Log: 1) napp-k get pods will show something like below with many restarts
root@systest-runner:~[1944]# napp-k get events --field-selector involvedObject.name=druid-config-broker-755f689fdf-n99d7 LAST SEEN TYPE REASON OBJECT MESSAGE 5m20s Warning Unhealthy pod/druid-config-broker-755f689fdf-n99d7 Liveness probe failed: Get "https://192.x.x.x:8282/status/health": net/http: request canceled while waiting for connection (Client.Timeout exceeded while awaiting headers) 45m Warning Unhealthy pod/druid-config-broker-755f689fdf-n99d7 Readiness probe failed: Get "https://192.x.x.x:8282/status/health": net/http: request canceled (Client.Timeout exceeded while awaiting headers) 20s Warning Unhealthy pod/druid-config-broker-755f689fdf-n99d7 Readiness probe failed: Get "https://192.x.x.x:8282/status/health": net/http: request canceled while waiting for connection (Client.Timeout exceeded while awaiting headers)
Environment
VMware NSX-T Data Center
Cause
The database druid-config-broker was overloaded due to the scale of data and kept restarting.
Resolution
Druid Config Brokers are removed in 420. The next release will no longer have Druid Broker pods.

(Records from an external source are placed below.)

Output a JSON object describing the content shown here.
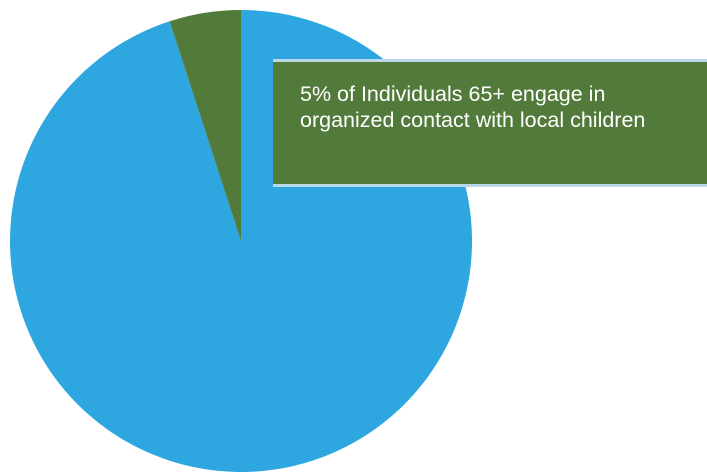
{
  "chart_data": {
    "type": "pie",
    "title": "",
    "slices": [
      {
        "value": 95
      },
      {
        "value": 5
      }
    ],
    "annotation": "5% of Individuals 65+ engage in organized contact with local children",
    "legend": "none"
  },
  "colors": {
    "major_slice": "#2ea6df",
    "minor_slice": "#527a3b",
    "callout_background": "#527a3b",
    "callout_border": "#bcd7ea"
  }
}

Workaround: The workaround is to add an additional Druid Config Broker to handle the scale
Run the following command on NSX manager as root: export KUBE_EDITOR=vim.tiny napp-k edit deployment druid-config-broker
Find "spec->replicas", and increase the replica count by 1.
If the issue persists even after adding the replicas , look into the logs of Druid Config Broker and if you see lines similar to :
2024-03-13T20:08:33,410 WARN [main] org.apache.druid.discovery.DruidLeaderClient - Request[https://192.168.4.10:8281/druid/coordinator/v1/lookups/config/__default?detailed=true] received a 503 Service Unavailable response. Attempt 4/5 2024-03-13T20:08:33,416 WARN [main] org.apache.druid.discovery.DruidLeaderClient - Request[https://192.168.4.10:8281/druid/coordinator/v1/lookups/config/__default?detailed=true] received a 503 Service Unavailable response. Attempt 5/5
It means the old druid coordinator pod was in error state due to a SysMonitor issue, and the new druid broker pod was not able to connect to it. Hence delete the druid co-ordinator pod and retry , the issue will be rectified.
Additional Information
Impact/Risks: On large deployments where there are many NSX Groups and Virtual Machines , sometimes the Druid configuration broker pod( druid-config-broker-xxxx pod), keeps restarting. This has been observed when the scale reaches 5000 groups, 5000 VM's, 30 physical Servers and 270 hosts.